Déshumanisation aussi quand il est prévu que l’interrogatoire de première comparution par le Juge d’instruction pourra se faire par un « moyen de communication audiovisuelle », c’est-à-dire par visioconférence.

Déshumanisation et privatisation tout à la fois quand il est prévu que la conciliation obligatoire avant de saisir le Tribunal de grande instance pourra se faire par l’intermédiaire de services privés de résolution des litiges en ligne (rémunérés ou non d’après le projet de loi mais on doute du caractère gratuit de ces services et n’oublions pas l’adage  : « Quand c’est gratuit, c’est toi le produit ») sachant que « la résolution proposée » se fera « sur le fondement d’un traitement algorithmique ».

Par exemple, on peut imaginer qu’une personne souhaitant demander des dommages et intérêts pour troubles anormaux du voisinage soit contrainte de passer par un service en ligne qui proposerait un montant d’indemnisation sur la base de différentes données : barèmes, décisions de justice,…

Bref, la résolution des conflits ne passera plus par les juges mais par des robots.

« Justice de proximité, droits de la défense et libertés publiques en danger »

Au prétexte d’une meilleure lisibilité de la Justice, les tribunaux d’instance sont supprimés et sont créées, à leur place, des « chambres dénommées tribunal d’instance  » dont les compétences seront fixées par décret  : en clair, le projet de loi sonne la fin de la justice de proximité et empêchera, de facto, l’accès au juge pour de nombreux justiciables.

Les droits de la défense et les libertés publiques sont largement affaiblis notamment par un élargissement considérable des « interceptions par la voie des communications électroniques » (c’est-à-dire des écoutes téléphoniques), la régression du débat judiciaire devant le Tribunal criminel, la généralisation du juge unique et le recours de plus en plus fréquent à la visio-audience.

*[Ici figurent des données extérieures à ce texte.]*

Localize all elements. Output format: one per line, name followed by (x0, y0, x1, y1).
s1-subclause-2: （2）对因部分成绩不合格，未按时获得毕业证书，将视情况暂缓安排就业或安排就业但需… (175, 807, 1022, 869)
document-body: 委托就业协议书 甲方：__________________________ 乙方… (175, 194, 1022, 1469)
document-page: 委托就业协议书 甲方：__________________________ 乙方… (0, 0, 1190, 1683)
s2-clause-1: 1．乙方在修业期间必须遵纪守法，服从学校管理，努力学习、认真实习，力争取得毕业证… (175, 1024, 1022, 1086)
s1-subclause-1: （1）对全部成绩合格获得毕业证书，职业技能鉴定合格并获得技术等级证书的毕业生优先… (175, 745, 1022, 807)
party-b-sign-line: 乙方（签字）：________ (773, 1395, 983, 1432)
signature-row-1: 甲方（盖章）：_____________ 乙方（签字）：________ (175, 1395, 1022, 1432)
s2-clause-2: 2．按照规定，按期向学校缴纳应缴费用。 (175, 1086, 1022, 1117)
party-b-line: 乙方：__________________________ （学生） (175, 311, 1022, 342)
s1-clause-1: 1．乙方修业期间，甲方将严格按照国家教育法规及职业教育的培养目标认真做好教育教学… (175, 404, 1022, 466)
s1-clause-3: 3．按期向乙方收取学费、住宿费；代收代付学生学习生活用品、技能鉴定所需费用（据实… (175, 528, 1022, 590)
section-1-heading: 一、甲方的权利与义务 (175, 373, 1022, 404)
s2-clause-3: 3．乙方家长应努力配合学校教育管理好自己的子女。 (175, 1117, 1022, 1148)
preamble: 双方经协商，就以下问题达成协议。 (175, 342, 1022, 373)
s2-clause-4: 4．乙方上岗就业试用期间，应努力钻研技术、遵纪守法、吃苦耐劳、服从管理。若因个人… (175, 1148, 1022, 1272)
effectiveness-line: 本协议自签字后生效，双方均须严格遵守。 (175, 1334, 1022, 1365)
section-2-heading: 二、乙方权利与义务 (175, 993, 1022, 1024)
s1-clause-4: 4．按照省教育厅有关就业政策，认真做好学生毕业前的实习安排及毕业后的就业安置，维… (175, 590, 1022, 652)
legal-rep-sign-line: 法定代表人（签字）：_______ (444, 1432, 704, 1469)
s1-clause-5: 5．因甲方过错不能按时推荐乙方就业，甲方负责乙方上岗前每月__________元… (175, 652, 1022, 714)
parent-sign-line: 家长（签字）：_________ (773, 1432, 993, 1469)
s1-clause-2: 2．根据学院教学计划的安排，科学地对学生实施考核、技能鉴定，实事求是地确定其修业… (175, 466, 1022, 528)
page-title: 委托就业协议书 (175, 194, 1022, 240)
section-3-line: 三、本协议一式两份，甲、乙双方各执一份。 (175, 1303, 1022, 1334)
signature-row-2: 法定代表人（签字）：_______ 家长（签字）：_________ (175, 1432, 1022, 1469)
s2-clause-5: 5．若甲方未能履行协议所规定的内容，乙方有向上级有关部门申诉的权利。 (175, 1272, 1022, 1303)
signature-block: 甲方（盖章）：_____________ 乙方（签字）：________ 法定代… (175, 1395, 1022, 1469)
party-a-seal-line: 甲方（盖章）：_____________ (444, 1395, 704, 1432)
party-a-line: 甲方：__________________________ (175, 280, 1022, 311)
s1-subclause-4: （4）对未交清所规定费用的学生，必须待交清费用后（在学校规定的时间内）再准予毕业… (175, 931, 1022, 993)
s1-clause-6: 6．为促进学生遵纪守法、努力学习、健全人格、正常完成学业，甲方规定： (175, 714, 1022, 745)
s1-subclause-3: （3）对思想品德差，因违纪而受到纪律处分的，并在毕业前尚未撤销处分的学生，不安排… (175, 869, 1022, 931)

Le die-in des avocats lyonnais à la Cour d’assises le 21 mars, journée « Justice morte ». Compte Twitter Représentants Jeune Barreau (RJB) de Lyon

« La Justice a besoin de moyens, pas d’un business plan »

Aujourd’hui, ce dont la Justice a besoin, c’est qu’on lui donne les moyens de faire correctement son travail (notamment pour lutter contre la corruption et contre la fraude fiscale qui sont en partie responsables des déficits publics), et non d’un « business plan » comme celui qui nous est proposé aujourd’hui, sans considération pour le justiciable ni pour la finalité même de la Justice.

Nous, avocats, sommes donc inquiets (et le mot est faible) pour l’avenir de notre Justice et, par conséquent, pour notre démocratie.

C’est une réforme sans moyens, pour réduire la place de la Justice dans notre pays. Et sans Justice, il n’y a plus d’Etat de droit. Il n’y a plus que la loi du plus fort.